Pedersen Jesper, Petersen Jørgen B B, Stokkevåg Camilla H, Ytre-Hauge Kristian S, Flampouri Stella, Li Zuofeng, Mendenhall Nancy, Muren Ludvig P
a Department of Medical Physics , Aarhus University Hospital/Aarhus University , Aarhus , Denmark.
b Department of Oncology and Medical Physics , Haukeland University Hospital , Bergen , Norway.
Acta Oncol. 2017 Nov;56(11):1413-1419. doi: 10.1080/0284186X.2017.1373198. Epub 2017 Oct 17.
The increased linear energy transfer (LET) at the end of the Bragg peak causes concern for an elevated and spatially varying relative biological effectiveness (RBE) of proton therapy (PT), often in or close to dose-limiting normal tissues. In this study, we investigated dose-averaged LET (LET) distributions for spot scanning PT of prostate cancer patients using different beam angle configurations. In addition, we derived RBE-weighted (RBE) dose distributions and related normal tissue complication probabilities (NTCPs) for the rectum and bladder.
A total of 21 spot scanning proton plans were created for each of six patients using a prescription dose of 78 Gy(RBE), with each plan using two 'mirrored' beams with gantry angles from 110°/250° to 70°/290°, in steps of 2°. Physical dose and LET distributions were calculated as well as RBE dose distributions using either RBE = 1.1 or three different variable RBE models. The resulting biological dose distributions were used as input to NTCP models for the rectum and bladder.
For anterior oblique (AO) configurations, the rectum LET volume and RBE dose increased with increasing angles off the lateral opposing axis, with the RBE rectum dose being higher than for all posterior oblique (PO) configurations. For PO configurations, the corresponding trend was seen for the bladder. Using variable RBE models, the rectum NTCPs were highest for the AO configurations with up to 3% for the 80°/280° configuration while the bladder NTCPs were highest for the PO configurations with up to 32% for the 100°/260°. The rectum D constraint was fulfilled for most patients/configurations when using uniform RBE but not for any patient/configuration with variable RBE models.

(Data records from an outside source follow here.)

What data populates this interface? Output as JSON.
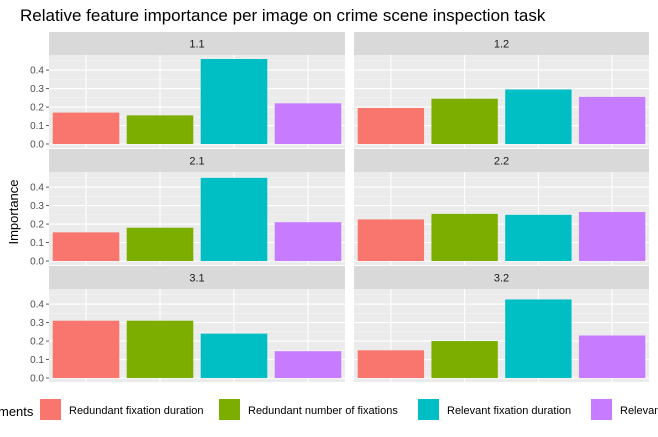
{
  "chart_data": {
    "type": "bar",
    "title": "Relative feature importance per image on crime scene inspection task",
    "ylabel": "Importance",
    "xlabel": "",
    "ylim": [
      0,
      0.46
    ],
    "yticks": [
      "0.0",
      "0.1",
      "0.2",
      "0.3",
      "0.4"
    ],
    "grid": true,
    "legend_position": "bottom",
    "legend_title": "ments",
    "categories": [
      "Redundant fixation duration",
      "Redundant number of fixations",
      "Relevant  fixation duration",
      "Relevan"
    ],
    "colors": [
      "#F8766D",
      "#7CAE00",
      "#00BFC4",
      "#C77CFF"
    ],
    "panels": [
      {
        "label": "1.1",
        "values": [
          0.17,
          0.155,
          0.46,
          0.22
        ]
      },
      {
        "label": "1.2",
        "values": [
          0.195,
          0.245,
          0.295,
          0.255
        ]
      },
      {
        "label": "2.1",
        "values": [
          0.155,
          0.18,
          0.45,
          0.21
        ]
      },
      {
        "label": "2.2",
        "values": [
          0.225,
          0.255,
          0.25,
          0.265
        ]
      },
      {
        "label": "3.1",
        "values": [
          0.31,
          0.31,
          0.24,
          0.145
        ]
      },
      {
        "label": "3.2",
        "values": [
          0.15,
          0.2,
          0.425,
          0.23
        ]
      }
    ]
  }
}
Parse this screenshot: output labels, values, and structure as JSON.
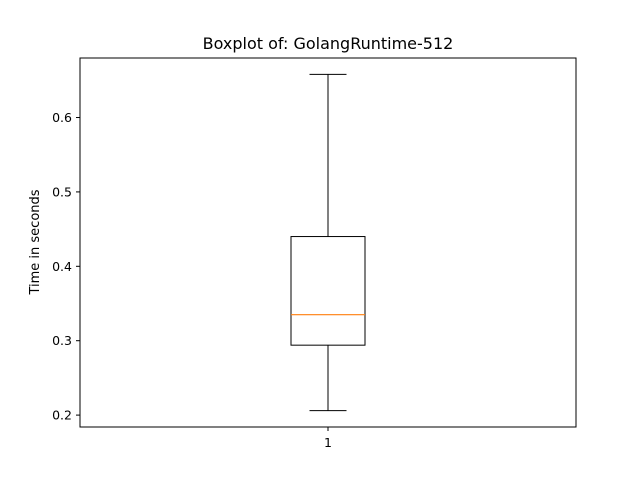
{
  "chart_data": {
    "type": "boxplot",
    "title": "Boxplot of: GolangRuntime-512",
    "xlabel": "",
    "ylabel": "Time in seconds",
    "categories": [
      "1"
    ],
    "boxes": [
      {
        "category": "1",
        "whisker_low": 0.206,
        "q1": 0.294,
        "median": 0.335,
        "q3": 0.44,
        "whisker_high": 0.658
      }
    ],
    "ylim": [
      0.184,
      0.68
    ],
    "yticks": [
      0.2,
      0.3,
      0.4,
      0.5,
      0.6
    ],
    "ytick_labels": [
      "0.2",
      "0.3",
      "0.4",
      "0.5",
      "0.6"
    ],
    "grid": false,
    "colors": {
      "box": "#000000",
      "median": "#ff7f0e"
    }
  }
}
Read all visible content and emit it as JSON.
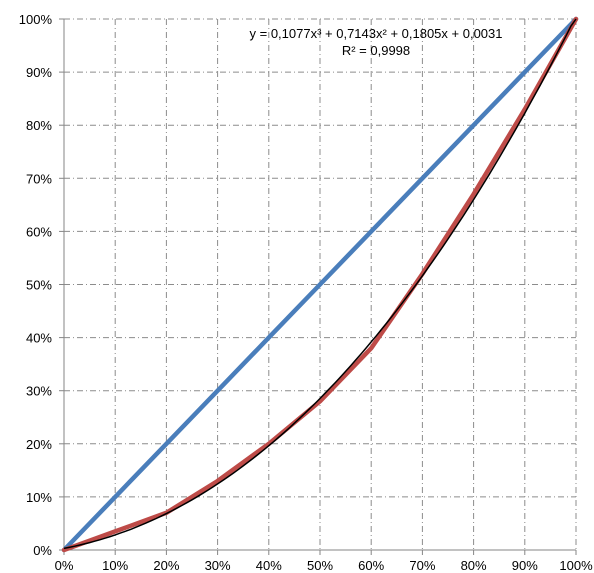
{
  "chart_data": {
    "type": "line",
    "x": [
      0,
      0.1,
      0.2,
      0.3,
      0.4,
      0.5,
      0.6,
      0.7,
      0.8,
      0.9,
      1.0
    ],
    "series": [
      {
        "role": "equality-line",
        "color": "#4a7ebb",
        "values": [
          0,
          0.1,
          0.2,
          0.3,
          0.4,
          0.5,
          0.6,
          0.7,
          0.8,
          0.9,
          1.0
        ]
      },
      {
        "role": "data-curve",
        "color": "#be4b48",
        "values": [
          0,
          0.035,
          0.07,
          0.13,
          0.2,
          0.28,
          0.38,
          0.52,
          0.67,
          0.83,
          1.0
        ]
      },
      {
        "role": "trendline",
        "color": "#000000",
        "coefficients": [
          0.1077,
          0.7143,
          0.1805,
          0.0031
        ]
      }
    ],
    "xlim": [
      0,
      1
    ],
    "ylim": [
      0,
      1
    ],
    "x_ticks": [
      "0%",
      "10%",
      "20%",
      "30%",
      "40%",
      "50%",
      "60%",
      "70%",
      "80%",
      "90%",
      "100%"
    ],
    "y_ticks": [
      "0%",
      "10%",
      "20%",
      "30%",
      "40%",
      "50%",
      "60%",
      "70%",
      "80%",
      "90%",
      "100%"
    ],
    "grid": true,
    "annotations": {
      "equation": "y = 0,1077x³ + 0,7143x² + 0,1805x + 0,0031",
      "r_squared": "R² = 0,9998"
    }
  }
}
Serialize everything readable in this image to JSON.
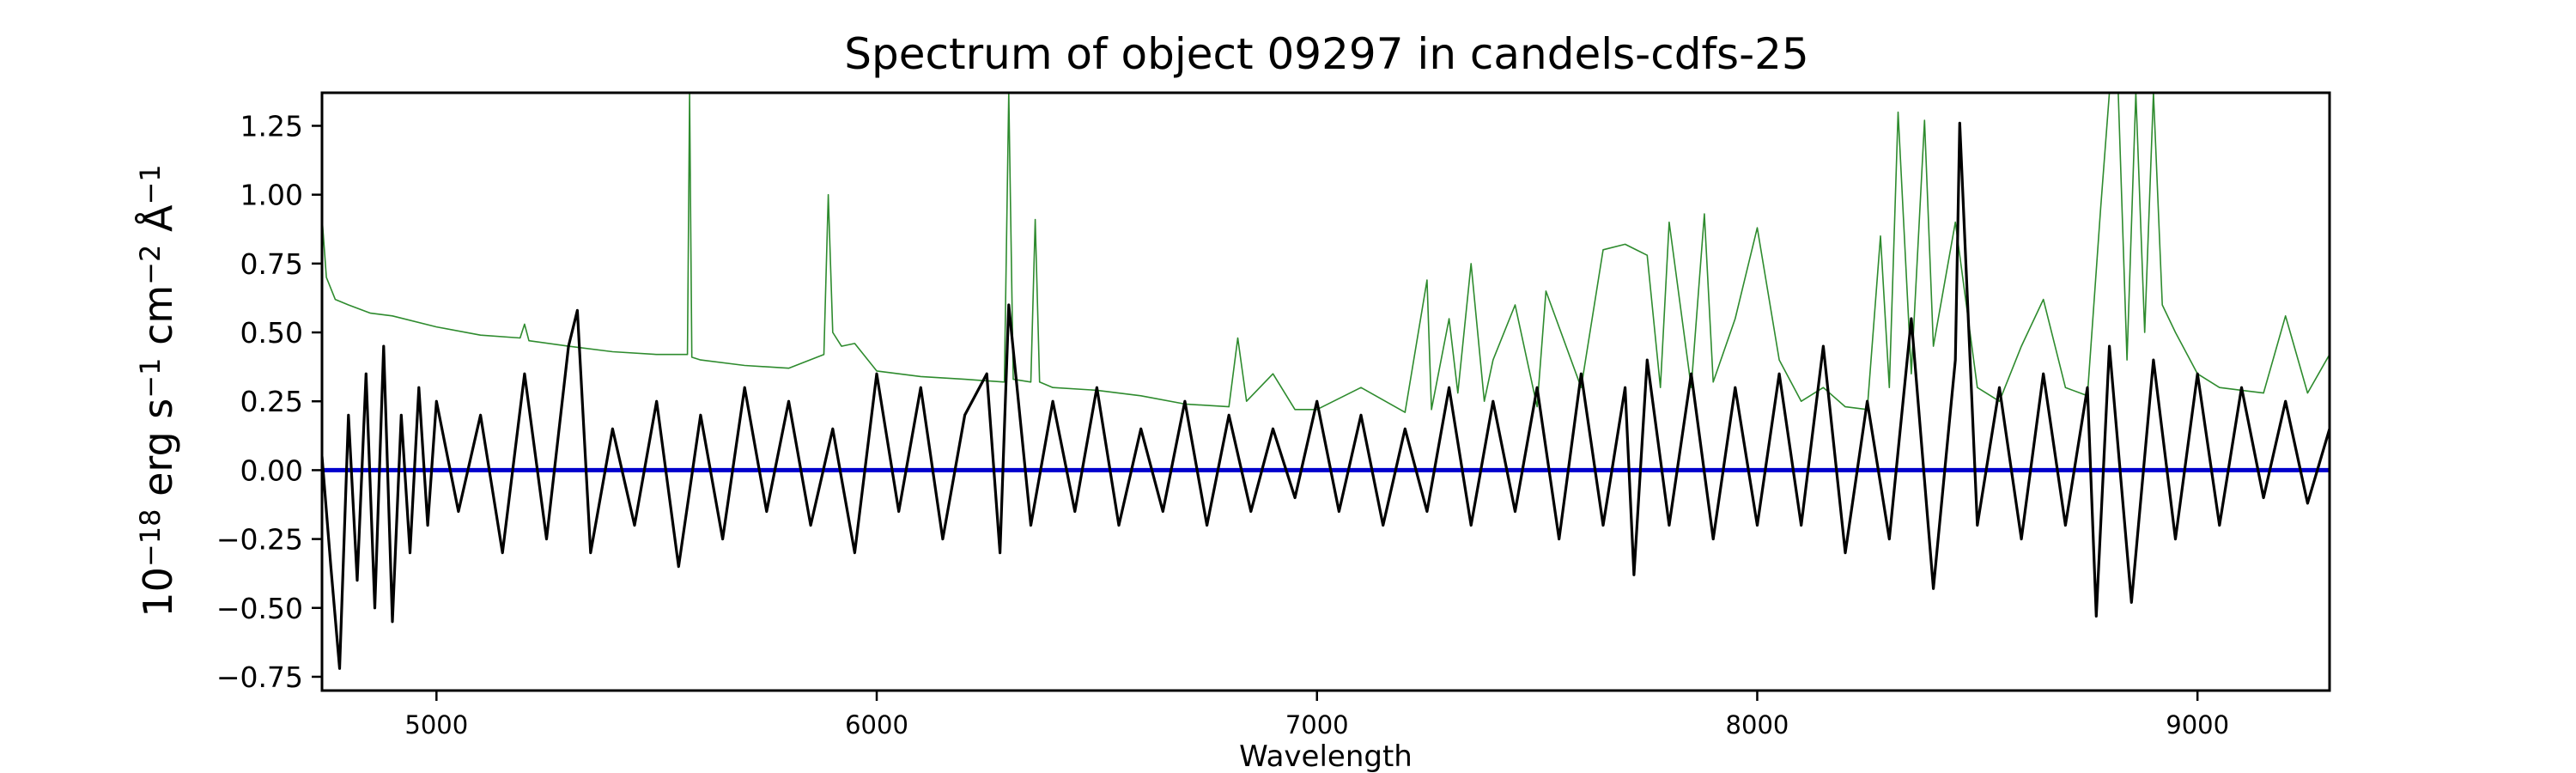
{
  "chart_data": {
    "type": "line",
    "title": "Spectrum of object 09297 in candels-cdfs-25",
    "xlabel": "Wavelength",
    "ylabel_base": "10",
    "ylabel_exp": "−18",
    "ylabel_units": [
      {
        "text": " erg s",
        "sup": "−1"
      },
      {
        "text": " cm",
        "sup": "−2"
      },
      {
        "text": " Å",
        "sup": "−1"
      }
    ],
    "xlim": [
      4740,
      9300
    ],
    "ylim": [
      -0.8,
      1.37
    ],
    "xticks": [
      5000,
      6000,
      7000,
      8000,
      9000
    ],
    "xtick_labels": [
      "5000",
      "6000",
      "7000",
      "8000",
      "9000"
    ],
    "yticks": [
      -0.75,
      -0.5,
      -0.25,
      0.0,
      0.25,
      0.5,
      0.75,
      1.0,
      1.25
    ],
    "ytick_labels": [
      "−0.75",
      "−0.50",
      "−0.25",
      "0.00",
      "0.25",
      "0.50",
      "0.75",
      "1.00",
      "1.25"
    ],
    "grid": false,
    "legend": "none",
    "colors": {
      "flux": "#000000",
      "error": "#2e8b2e",
      "zero": "#0000cc"
    },
    "series": [
      {
        "role": "flux",
        "x": [
          4740,
          4760,
          4780,
          4800,
          4820,
          4840,
          4860,
          4880,
          4900,
          4920,
          4940,
          4960,
          4980,
          5000,
          5050,
          5100,
          5150,
          5200,
          5250,
          5300,
          5320,
          5350,
          5400,
          5450,
          5500,
          5550,
          5600,
          5650,
          5700,
          5750,
          5800,
          5850,
          5900,
          5950,
          6000,
          6050,
          6100,
          6150,
          6200,
          6250,
          6280,
          6300,
          6350,
          6400,
          6450,
          6500,
          6550,
          6600,
          6650,
          6700,
          6750,
          6800,
          6850,
          6900,
          6950,
          7000,
          7050,
          7100,
          7150,
          7200,
          7250,
          7300,
          7350,
          7400,
          7450,
          7500,
          7550,
          7600,
          7650,
          7700,
          7720,
          7750,
          7800,
          7850,
          7900,
          7950,
          8000,
          8050,
          8100,
          8150,
          8200,
          8250,
          8300,
          8350,
          8400,
          8450,
          8460,
          8500,
          8550,
          8600,
          8650,
          8700,
          8750,
          8770,
          8800,
          8850,
          8900,
          8950,
          9000,
          9050,
          9100,
          9150,
          9200,
          9250,
          9300
        ],
        "y": [
          0.05,
          -0.35,
          -0.72,
          0.2,
          -0.4,
          0.35,
          -0.5,
          0.45,
          -0.55,
          0.2,
          -0.3,
          0.3,
          -0.2,
          0.25,
          -0.15,
          0.2,
          -0.3,
          0.35,
          -0.25,
          0.45,
          0.58,
          -0.3,
          0.15,
          -0.2,
          0.25,
          -0.35,
          0.2,
          -0.25,
          0.3,
          -0.15,
          0.25,
          -0.2,
          0.15,
          -0.3,
          0.35,
          -0.15,
          0.3,
          -0.25,
          0.2,
          0.35,
          -0.3,
          0.6,
          -0.2,
          0.25,
          -0.15,
          0.3,
          -0.2,
          0.15,
          -0.15,
          0.25,
          -0.2,
          0.2,
          -0.15,
          0.15,
          -0.1,
          0.25,
          -0.15,
          0.2,
          -0.2,
          0.15,
          -0.15,
          0.3,
          -0.2,
          0.25,
          -0.15,
          0.3,
          -0.25,
          0.35,
          -0.2,
          0.3,
          -0.38,
          0.4,
          -0.2,
          0.35,
          -0.25,
          0.3,
          -0.2,
          0.35,
          -0.2,
          0.45,
          -0.3,
          0.25,
          -0.25,
          0.55,
          -0.43,
          0.4,
          1.26,
          -0.2,
          0.3,
          -0.25,
          0.35,
          -0.2,
          0.3,
          -0.53,
          0.45,
          -0.48,
          0.4,
          -0.25,
          0.35,
          -0.2,
          0.3,
          -0.1,
          0.25,
          -0.12,
          0.15
        ]
      },
      {
        "role": "error",
        "x": [
          4740,
          4750,
          4770,
          4800,
          4850,
          4900,
          5000,
          5100,
          5190,
          5200,
          5210,
          5300,
          5400,
          5500,
          5570,
          5575,
          5580,
          5600,
          5700,
          5800,
          5880,
          5890,
          5900,
          5920,
          5950,
          6000,
          6100,
          6200,
          6290,
          6300,
          6310,
          6350,
          6360,
          6370,
          6400,
          6500,
          6600,
          6700,
          6800,
          6820,
          6840,
          6900,
          6950,
          7000,
          7100,
          7200,
          7250,
          7260,
          7300,
          7320,
          7350,
          7380,
          7400,
          7450,
          7500,
          7520,
          7600,
          7650,
          7700,
          7750,
          7780,
          7800,
          7850,
          7880,
          7900,
          7950,
          8000,
          8050,
          8100,
          8150,
          8200,
          8250,
          8280,
          8300,
          8320,
          8350,
          8380,
          8400,
          8450,
          8500,
          8550,
          8600,
          8650,
          8700,
          8750,
          8780,
          8800,
          8820,
          8840,
          8860,
          8880,
          8900,
          8920,
          8950,
          9000,
          9050,
          9100,
          9150,
          9200,
          9250,
          9300
        ],
        "y": [
          0.92,
          0.7,
          0.62,
          0.6,
          0.57,
          0.56,
          0.52,
          0.49,
          0.48,
          0.53,
          0.47,
          0.45,
          0.43,
          0.42,
          0.42,
          1.37,
          0.41,
          0.4,
          0.38,
          0.37,
          0.42,
          1.0,
          0.5,
          0.45,
          0.46,
          0.36,
          0.34,
          0.33,
          0.32,
          1.37,
          0.33,
          0.32,
          0.91,
          0.32,
          0.3,
          0.29,
          0.27,
          0.24,
          0.23,
          0.48,
          0.25,
          0.35,
          0.22,
          0.22,
          0.3,
          0.21,
          0.69,
          0.22,
          0.55,
          0.28,
          0.75,
          0.25,
          0.4,
          0.6,
          0.23,
          0.65,
          0.3,
          0.8,
          0.82,
          0.78,
          0.3,
          0.9,
          0.3,
          0.93,
          0.32,
          0.55,
          0.88,
          0.4,
          0.25,
          0.3,
          0.23,
          0.22,
          0.85,
          0.3,
          1.3,
          0.35,
          1.27,
          0.45,
          0.9,
          0.3,
          0.25,
          0.45,
          0.62,
          0.3,
          0.27,
          0.95,
          1.37,
          1.37,
          0.4,
          1.37,
          0.5,
          1.37,
          0.6,
          0.5,
          0.35,
          0.3,
          0.29,
          0.28,
          0.56,
          0.28,
          0.42
        ]
      },
      {
        "role": "zero",
        "x": [
          4740,
          9300
        ],
        "y": [
          0,
          0
        ]
      }
    ]
  }
}
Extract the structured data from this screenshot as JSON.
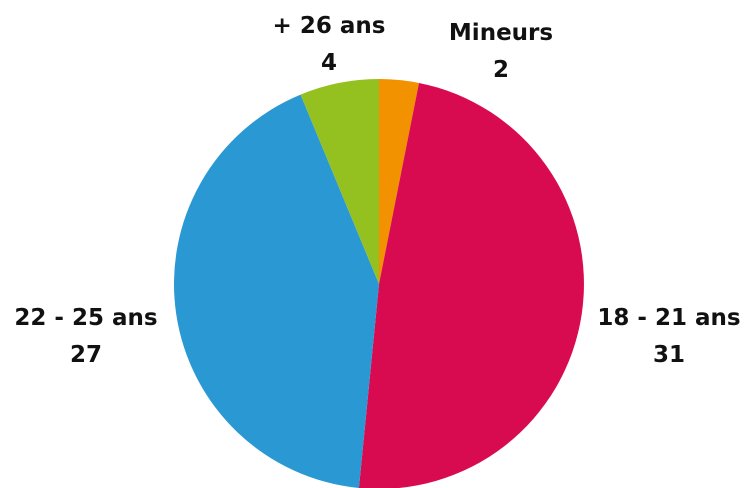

Compared to using constant RBE, the variable RBE models predicted increased biological doses to the rectum, bladder and prostate, which in turn lead to substantially higher estimated rectum and bladder NTCPs.
布拉格峰末端线性能量传递(LET)的增加引发了人们对质子治疗(PT)相对生物效应(RBE)升高且在空间上变化的担忧,这种情况通常发生在或接近剂量限制正常组织处。在本研究中,我们调查了使用不同射束角度配置对前列腺癌患者进行点扫描PT时的剂量平均LET(LET)分布。此外,我们推导了直肠和膀胱的RBE加权(RBE)剂量分布以及相关的正常组织并发症概率(NTCP)。
为6名患者中的每一位创建了总共21个点扫描质子计划,处方剂量为78 Gy(RBE),每个计划使用两个“镜像”射束,机架角度从110°/250°到70°/290°,步长为2°。计算了物理剂量和LET分布以及使用RBE = 1.1或三种不同可变RBE模型的RBE剂量分布。所得的生物剂量分布用作直肠和膀胱NTCP模型的输入。
对于前斜(AO)配置,直肠LET体积和RBE剂量随着与外侧相对轴角度的增加而增加,RBE直肠剂量高于所有后斜(PO)配置。对于PO配置,膀胱呈现出相应趋势。使用可变RBE模型时,AO配置的直肠NTCP最高,80°/280°配置时高达3%,而PO配置的膀胱NTCP最高,100°/260°时高达32%。使用均匀RBE时,大多数患者/配置满足直肠D约束,但使用可变RBE模型时,没有任何患者/配置满足该约束。
与使用恒定RBE相比,可变RBE模型预测直肠、膀胱和前列腺的生物剂量增加,这反过来导致估计的直肠和膀胱NTCP大幅升高。